Не до шуток мне. Серьезно смотрю на Антоныча и благодарю судьбу за то, что она свела меня с этим человеком. Если бы не он, не коммуна, не красная звезда над домом с колоннами, давным-давно закончился бы род Голоты. В разгар человеческой весны попал я под крыло Антонычу и вместе с ним, вместе с народом начал свою новую историю. Навсегда останутся для меня неразделимы Антоныч и суровая и прекрасная правда нашей советской жизни.
Сама истина, скромная, как свет, сияет на лице моего друга. Нет более красивого человека, чем тот, кто породнился с истиной, кто стал ее бесстрашным солдатом!
Антоныч сел рядом со мной, положил руку на мои колени, сказал:
— Громоотвод — штука нехитрая, давняя находка, но грозовую беду отводит от нового, социалистического дома. Нам, большевикам, незазорно взять на вооружение и такое древнее оружие, как совесть. Если человек совестливый, то его нравственная позиция, в какие бы он передряги ни попал, несокрушима. Ленин очень высоко ценил совестливых людей. Ты, Александр, не разучился краснеть. Это очень и очень хорошо. Исправно действует твой нравственный предохранитель. Вот и все, конец сказке! — Антоныч поднялся. — Мне пора на вокзал. Будь здоров, коммунар!

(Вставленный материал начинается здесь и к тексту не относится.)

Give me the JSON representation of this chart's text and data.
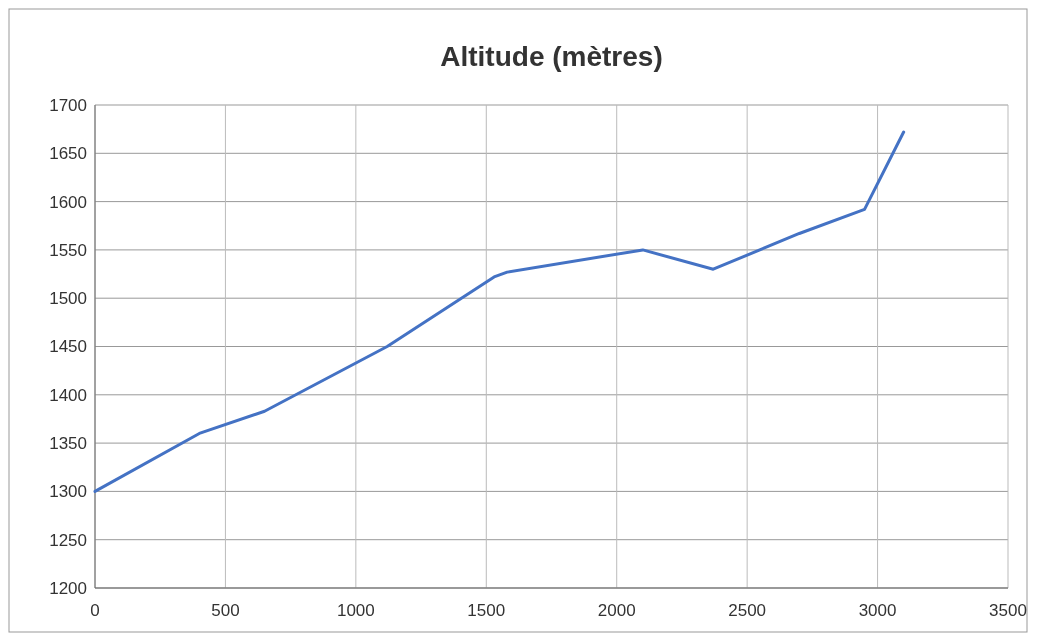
{
  "chart_data": {
    "type": "line",
    "title": "Altitude (mètres)",
    "x": [
      0,
      400,
      650,
      1120,
      1530,
      1580,
      2100,
      2370,
      2700,
      2950,
      3100
    ],
    "series": [
      {
        "color": "#4472c4",
        "values": [
          1300,
          1360,
          1383,
          1450,
          1522,
          1527,
          1550,
          1530,
          1567,
          1592,
          1672
        ]
      }
    ],
    "xlim": [
      0,
      3500
    ],
    "xticks": [
      0,
      500,
      1000,
      1500,
      2000,
      2500,
      3000,
      3500
    ],
    "ylim": [
      1200,
      1700
    ],
    "yticks": [
      1200,
      1250,
      1300,
      1350,
      1400,
      1450,
      1500,
      1550,
      1600,
      1650,
      1700
    ],
    "grid": true,
    "line_style": "solid"
  }
}
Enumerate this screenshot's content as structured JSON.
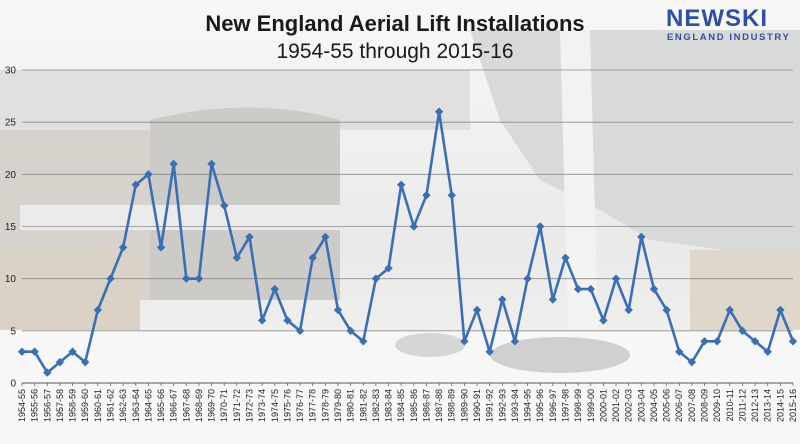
{
  "logo": {
    "main": "NEWSKI",
    "sub": "ENGLAND INDUSTRY"
  },
  "colors": {
    "line": "#3a6fb5",
    "marker": "#3a6fb5",
    "logo": "#2e4fa6"
  },
  "chart_data": {
    "type": "line",
    "title": "New England Aerial Lift Installations",
    "subtitle": "1954-55 through 2015-16",
    "xlabel": "",
    "ylabel": "",
    "ylim": [
      0,
      30
    ],
    "yticks": [
      0,
      5,
      10,
      15,
      20,
      25,
      30
    ],
    "grid": true,
    "legend": "none",
    "marker": "diamond",
    "categories": [
      "1954-55",
      "1955-56",
      "1956-57",
      "1957-58",
      "1958-59",
      "1959-60",
      "1960-61",
      "1961-62",
      "1962-63",
      "1963-64",
      "1964-65",
      "1965-66",
      "1966-67",
      "1967-68",
      "1968-69",
      "1969-70",
      "1970-71",
      "1971-72",
      "1972-73",
      "1973-74",
      "1974-75",
      "1975-76",
      "1976-77",
      "1977-78",
      "1978-79",
      "1979-80",
      "1980-81",
      "1981-82",
      "1982-83",
      "1983-84",
      "1984-85",
      "1985-86",
      "1986-87",
      "1987-88",
      "1988-89",
      "1989-90",
      "1990-91",
      "1991-92",
      "1992-93",
      "1993-94",
      "1994-95",
      "1995-96",
      "1996-97",
      "1997-98",
      "1998-99",
      "1999-00",
      "2000-01",
      "2001-02",
      "2002-03",
      "2003-04",
      "2004-05",
      "2005-06",
      "2006-07",
      "2007-08",
      "2008-09",
      "2009-10",
      "2010-11",
      "2011-12",
      "2012-13",
      "2013-14",
      "2014-15",
      "2015-16"
    ],
    "values": [
      3,
      3,
      1,
      2,
      3,
      2,
      7,
      10,
      13,
      19,
      20,
      13,
      21,
      10,
      10,
      21,
      17,
      12,
      14,
      6,
      9,
      6,
      5,
      12,
      14,
      7,
      5,
      4,
      10,
      11,
      19,
      15,
      18,
      26,
      18,
      4,
      7,
      3,
      8,
      4,
      10,
      15,
      8,
      12,
      9,
      9,
      6,
      10,
      7,
      14,
      9,
      7,
      3,
      2,
      4,
      4,
      7,
      5,
      4,
      3,
      7,
      4
    ]
  }
}
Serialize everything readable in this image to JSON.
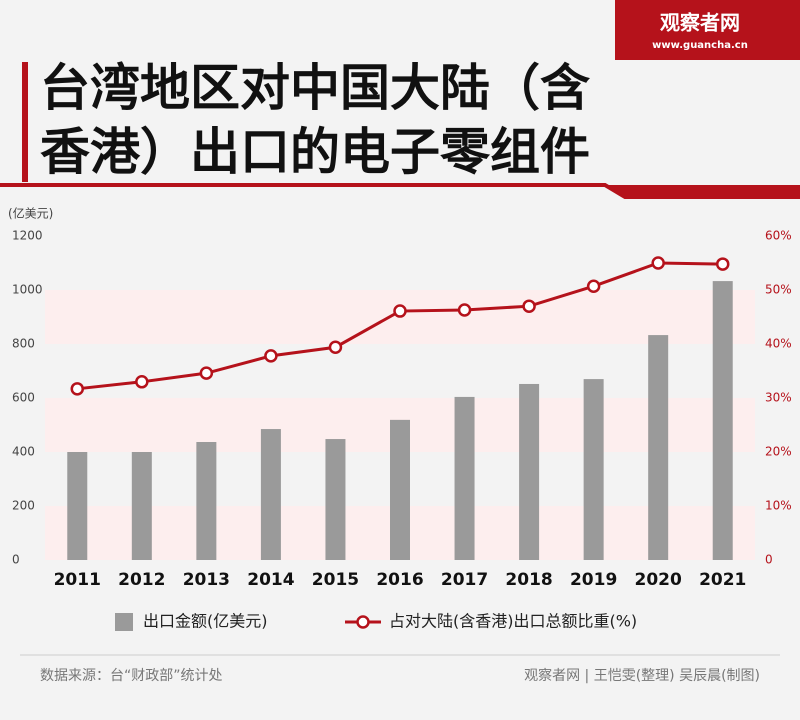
{
  "brand": {
    "name": "观察者网",
    "url": "www.guancha.cn"
  },
  "chart_data": {
    "type": "bar",
    "title": "台湾地区对中国大陆（含香港）出口的电子零组件",
    "y_unit": "(亿美元)",
    "categories": [
      "2011",
      "2012",
      "2013",
      "2014",
      "2015",
      "2016",
      "2017",
      "2018",
      "2019",
      "2020",
      "2021"
    ],
    "series": [
      {
        "name": "出口金额(亿美元)",
        "type": "bar",
        "color": "#9a9a9a",
        "values": [
          400,
          400,
          437,
          485,
          448,
          519,
          604,
          652,
          670,
          833,
          1033
        ]
      },
      {
        "name": "占对大陆(含香港)出口总额比重(%)",
        "type": "line",
        "axis": "y2",
        "color": "#b5121b",
        "values": [
          31.7,
          33,
          34.6,
          37.8,
          39.4,
          46.1,
          46.3,
          47,
          50.7,
          55,
          54.8
        ]
      }
    ],
    "ylim": [
      0,
      1200
    ],
    "yticks": [
      0,
      200,
      400,
      600,
      800,
      1000,
      1200
    ],
    "y2lim": [
      0,
      60
    ],
    "y2ticks": [
      {
        "value": 0,
        "label": "0"
      },
      {
        "value": 10,
        "label": "10%"
      },
      {
        "value": 20,
        "label": "20%"
      },
      {
        "value": 30,
        "label": "30%"
      },
      {
        "value": 40,
        "label": "40%"
      },
      {
        "value": 50,
        "label": "50%"
      },
      {
        "value": 60,
        "label": "60%"
      }
    ],
    "band_color": "#fdeeee",
    "source": "数据来源：台“财政部”统计处",
    "credit": "观察者网 | 王恺雯(整理)  吴辰晨(制图)"
  }
}
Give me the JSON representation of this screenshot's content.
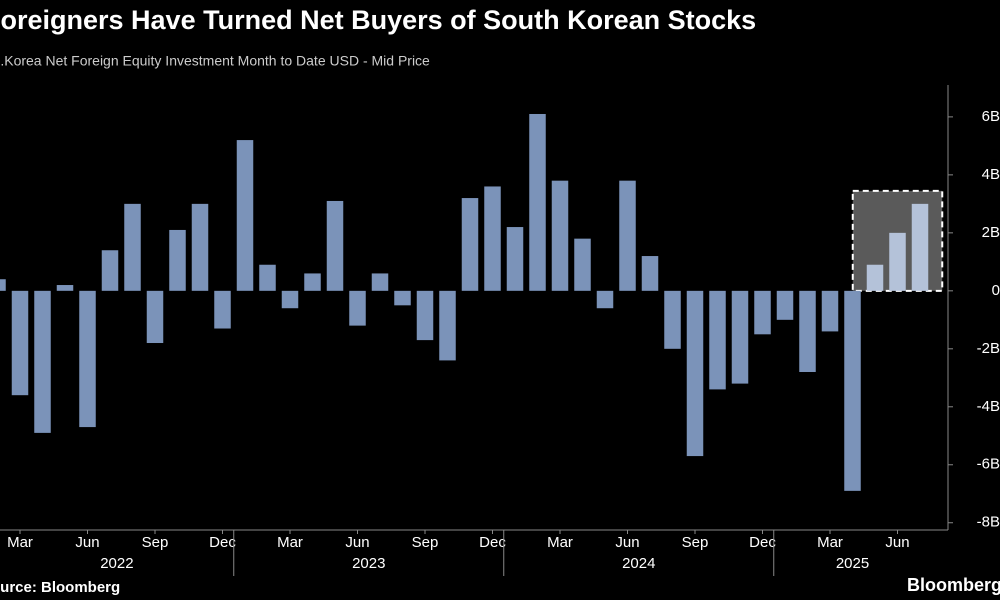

Он энергично, торопливо выбросил вперед прямую руку, схватил мою и крепко держал ее, чтобы я, упаси боже, не вздумал обниматься.
— Александр, тебе не приходилось читать высказывания Маркса о любви... о несчастной любви?
Я поражен, молчу. Думал, он ничего не знает о нашей ссоре с Леной. Рассказала! Открестилась. Сожгла все мосты.
— Не читал?
— Нет. И что сказал Маркс?
— Все, что требуется намотать на ус влюбленному молодцу... Если ты любишь и не встречаешь взаимности, если ты путем жизненных проявлений не можешь изменить свою судьбу, добиться ответного чувства, твоя любовь — несчастье... Приблизительно так.
И тут же, не переводя дыхания, без всякого перехода, он жестко сказал:
— Береги Елену, молодой человек! Она твой добрый гений. Пропадешь без нее. Или еще хуже: выродишься в благополучного замухрышку.
Это были последние слова Антоныча, сказанные в тот день. И вообще. Под конец разговора приберег самое главное.
Он еще раз, уже на вокзале, прощаясь, стоя на подножке вагона, повторил слово в слово свое завещание.